One of the ways the bar association twists themselves into knots in these conflict of interest situations is to suggest that the attorney who owns stock be supervised by an attorney who does not own stock. In other words, the client must now pay for an additional attorney to compensate for the unethical conflict of interest created by trying to ‘save money’ by issuing stock instead of paying the rack rate for services.
But really, is it worth it? The unmitigated greed of some attorneys for a nice windfall from a startup company by taking stock can jeopardize themselves and their clients. Just for a couple dollars?
Do these attorneys disclose that the company will now have to pay for two attorneys instead of one – just to make up for the fact that the first attorney created a conflict of interest that is adverse to their client?

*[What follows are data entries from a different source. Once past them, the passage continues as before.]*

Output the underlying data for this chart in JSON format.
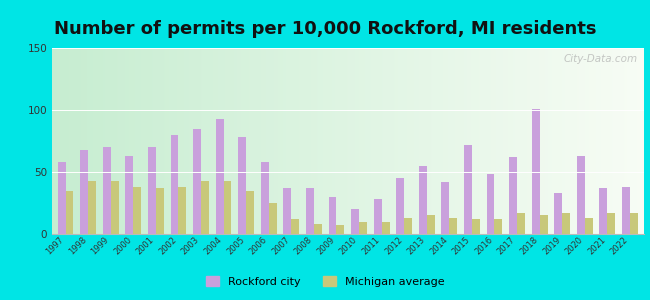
{
  "title": "Number of permits per 10,000 Rockford, MI residents",
  "years": [
    1997,
    1998,
    1999,
    2000,
    2001,
    2002,
    2003,
    2004,
    2005,
    2006,
    2007,
    2008,
    2009,
    2010,
    2011,
    2012,
    2013,
    2014,
    2015,
    2016,
    2017,
    2018,
    2019,
    2020,
    2021,
    2022
  ],
  "rockford": [
    58,
    68,
    70,
    63,
    70,
    80,
    85,
    93,
    78,
    58,
    37,
    37,
    30,
    20,
    28,
    45,
    55,
    42,
    72,
    48,
    62,
    101,
    33,
    63,
    37,
    38
  ],
  "michigan": [
    35,
    43,
    43,
    38,
    37,
    38,
    43,
    43,
    35,
    25,
    12,
    8,
    7,
    10,
    10,
    13,
    15,
    13,
    12,
    12,
    17,
    15,
    17,
    13,
    17,
    17
  ],
  "rockford_color": "#c9a0dc",
  "michigan_color": "#c8c87a",
  "background_outer": "#00e5e5",
  "ylim": [
    0,
    150
  ],
  "yticks": [
    0,
    50,
    100,
    150
  ],
  "title_fontsize": 13,
  "legend_rockford": "Rockford city",
  "legend_michigan": "Michigan average",
  "watermark": "City-Data.com"
}
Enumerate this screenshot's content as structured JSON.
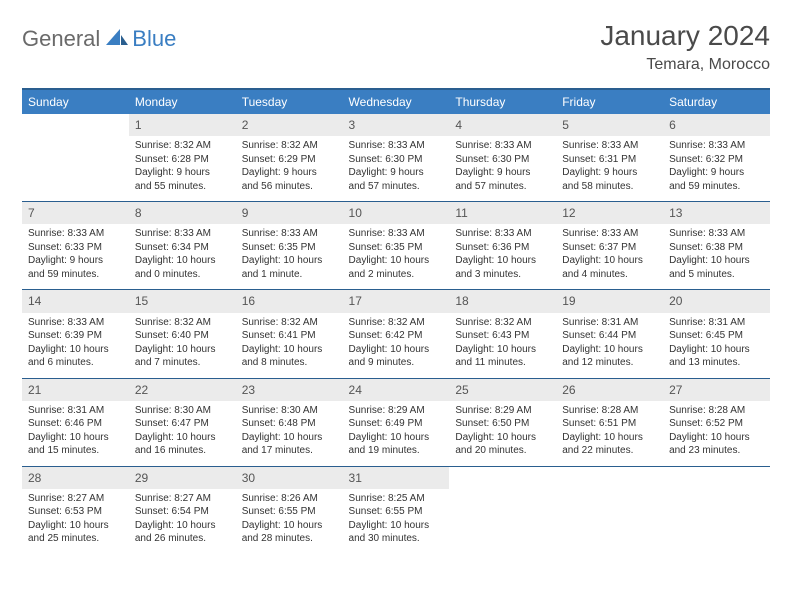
{
  "logo": {
    "part1": "General",
    "part2": "Blue"
  },
  "title": "January 2024",
  "location": "Temara, Morocco",
  "colors": {
    "header_bg": "#3a7ec2",
    "header_border": "#2a5e8f",
    "daynum_bg": "#ebebeb",
    "text": "#333333",
    "logo_gray": "#6a6a6a",
    "logo_blue": "#3a7ec2"
  },
  "weekdays": [
    "Sunday",
    "Monday",
    "Tuesday",
    "Wednesday",
    "Thursday",
    "Friday",
    "Saturday"
  ],
  "weeks": [
    [
      {
        "num": "",
        "lines": []
      },
      {
        "num": "1",
        "lines": [
          "Sunrise: 8:32 AM",
          "Sunset: 6:28 PM",
          "Daylight: 9 hours",
          "and 55 minutes."
        ]
      },
      {
        "num": "2",
        "lines": [
          "Sunrise: 8:32 AM",
          "Sunset: 6:29 PM",
          "Daylight: 9 hours",
          "and 56 minutes."
        ]
      },
      {
        "num": "3",
        "lines": [
          "Sunrise: 8:33 AM",
          "Sunset: 6:30 PM",
          "Daylight: 9 hours",
          "and 57 minutes."
        ]
      },
      {
        "num": "4",
        "lines": [
          "Sunrise: 8:33 AM",
          "Sunset: 6:30 PM",
          "Daylight: 9 hours",
          "and 57 minutes."
        ]
      },
      {
        "num": "5",
        "lines": [
          "Sunrise: 8:33 AM",
          "Sunset: 6:31 PM",
          "Daylight: 9 hours",
          "and 58 minutes."
        ]
      },
      {
        "num": "6",
        "lines": [
          "Sunrise: 8:33 AM",
          "Sunset: 6:32 PM",
          "Daylight: 9 hours",
          "and 59 minutes."
        ]
      }
    ],
    [
      {
        "num": "7",
        "lines": [
          "Sunrise: 8:33 AM",
          "Sunset: 6:33 PM",
          "Daylight: 9 hours",
          "and 59 minutes."
        ]
      },
      {
        "num": "8",
        "lines": [
          "Sunrise: 8:33 AM",
          "Sunset: 6:34 PM",
          "Daylight: 10 hours",
          "and 0 minutes."
        ]
      },
      {
        "num": "9",
        "lines": [
          "Sunrise: 8:33 AM",
          "Sunset: 6:35 PM",
          "Daylight: 10 hours",
          "and 1 minute."
        ]
      },
      {
        "num": "10",
        "lines": [
          "Sunrise: 8:33 AM",
          "Sunset: 6:35 PM",
          "Daylight: 10 hours",
          "and 2 minutes."
        ]
      },
      {
        "num": "11",
        "lines": [
          "Sunrise: 8:33 AM",
          "Sunset: 6:36 PM",
          "Daylight: 10 hours",
          "and 3 minutes."
        ]
      },
      {
        "num": "12",
        "lines": [
          "Sunrise: 8:33 AM",
          "Sunset: 6:37 PM",
          "Daylight: 10 hours",
          "and 4 minutes."
        ]
      },
      {
        "num": "13",
        "lines": [
          "Sunrise: 8:33 AM",
          "Sunset: 6:38 PM",
          "Daylight: 10 hours",
          "and 5 minutes."
        ]
      }
    ],
    [
      {
        "num": "14",
        "lines": [
          "Sunrise: 8:33 AM",
          "Sunset: 6:39 PM",
          "Daylight: 10 hours",
          "and 6 minutes."
        ]
      },
      {
        "num": "15",
        "lines": [
          "Sunrise: 8:32 AM",
          "Sunset: 6:40 PM",
          "Daylight: 10 hours",
          "and 7 minutes."
        ]
      },
      {
        "num": "16",
        "lines": [
          "Sunrise: 8:32 AM",
          "Sunset: 6:41 PM",
          "Daylight: 10 hours",
          "and 8 minutes."
        ]
      },
      {
        "num": "17",
        "lines": [
          "Sunrise: 8:32 AM",
          "Sunset: 6:42 PM",
          "Daylight: 10 hours",
          "and 9 minutes."
        ]
      },
      {
        "num": "18",
        "lines": [
          "Sunrise: 8:32 AM",
          "Sunset: 6:43 PM",
          "Daylight: 10 hours",
          "and 11 minutes."
        ]
      },
      {
        "num": "19",
        "lines": [
          "Sunrise: 8:31 AM",
          "Sunset: 6:44 PM",
          "Daylight: 10 hours",
          "and 12 minutes."
        ]
      },
      {
        "num": "20",
        "lines": [
          "Sunrise: 8:31 AM",
          "Sunset: 6:45 PM",
          "Daylight: 10 hours",
          "and 13 minutes."
        ]
      }
    ],
    [
      {
        "num": "21",
        "lines": [
          "Sunrise: 8:31 AM",
          "Sunset: 6:46 PM",
          "Daylight: 10 hours",
          "and 15 minutes."
        ]
      },
      {
        "num": "22",
        "lines": [
          "Sunrise: 8:30 AM",
          "Sunset: 6:47 PM",
          "Daylight: 10 hours",
          "and 16 minutes."
        ]
      },
      {
        "num": "23",
        "lines": [
          "Sunrise: 8:30 AM",
          "Sunset: 6:48 PM",
          "Daylight: 10 hours",
          "and 17 minutes."
        ]
      },
      {
        "num": "24",
        "lines": [
          "Sunrise: 8:29 AM",
          "Sunset: 6:49 PM",
          "Daylight: 10 hours",
          "and 19 minutes."
        ]
      },
      {
        "num": "25",
        "lines": [
          "Sunrise: 8:29 AM",
          "Sunset: 6:50 PM",
          "Daylight: 10 hours",
          "and 20 minutes."
        ]
      },
      {
        "num": "26",
        "lines": [
          "Sunrise: 8:28 AM",
          "Sunset: 6:51 PM",
          "Daylight: 10 hours",
          "and 22 minutes."
        ]
      },
      {
        "num": "27",
        "lines": [
          "Sunrise: 8:28 AM",
          "Sunset: 6:52 PM",
          "Daylight: 10 hours",
          "and 23 minutes."
        ]
      }
    ],
    [
      {
        "num": "28",
        "lines": [
          "Sunrise: 8:27 AM",
          "Sunset: 6:53 PM",
          "Daylight: 10 hours",
          "and 25 minutes."
        ]
      },
      {
        "num": "29",
        "lines": [
          "Sunrise: 8:27 AM",
          "Sunset: 6:54 PM",
          "Daylight: 10 hours",
          "and 26 minutes."
        ]
      },
      {
        "num": "30",
        "lines": [
          "Sunrise: 8:26 AM",
          "Sunset: 6:55 PM",
          "Daylight: 10 hours",
          "and 28 minutes."
        ]
      },
      {
        "num": "31",
        "lines": [
          "Sunrise: 8:25 AM",
          "Sunset: 6:55 PM",
          "Daylight: 10 hours",
          "and 30 minutes."
        ]
      },
      {
        "num": "",
        "lines": []
      },
      {
        "num": "",
        "lines": []
      },
      {
        "num": "",
        "lines": []
      }
    ]
  ]
}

Why do patent attorneys take stock ownership in their clients? The grass is always greener…
I completely understand why patent attorneys might want to take an ownership stake in a client. The client is usually an entrepreneur who can’t help themselves talking about how big their company is going to grow. It is addictive to be around the entrepreneur, and it the thought of a lottery ticket that pays off in the future can be overwhelming.
Compare that to the life of a patent attorney – someone who bills by the hour. They have no upside, no giant payoff in the future. Their life is to grind out patent after patent and slog through endless arguments with examiners. Yes, they can make a very, very comfortable living. See the data below from the 2019 AIPLA Economic Survey. Why do patent attorneys who are making an average salary over $500,000 need stock ownership in their client?
But the grass is always greener on the other side.
Anyone who bills by the hour or has a salary looks with envy at the entrepreneur who “risks it all” and has the thrill of a huge payoff. Similarly, the entrepreneur who puts it all on the line looks with envy at a patent attorney with a $500K annual income and think “I would be living the life of luxury if I were a patent attorney – without all the worry about putting food on the table.”
Attorneys who take stock ownership in their clients are wanting the thrill (and big payoff) of the entrepreneur but they are fundamentally unwilling to leave their $500K/year job. They want to have the reward without the risk. This is sleaze, pure and simple.
If the patent attorney had the guts to leave their cushy $500K/year job and start a company, I would respect that. But I have no respect for $500K/year attorneys who want a ‘bonus’ by taking stock in their clients and intentionally, deliberately, and knowingly creating a conflict of interest that will only cost their client in the long run.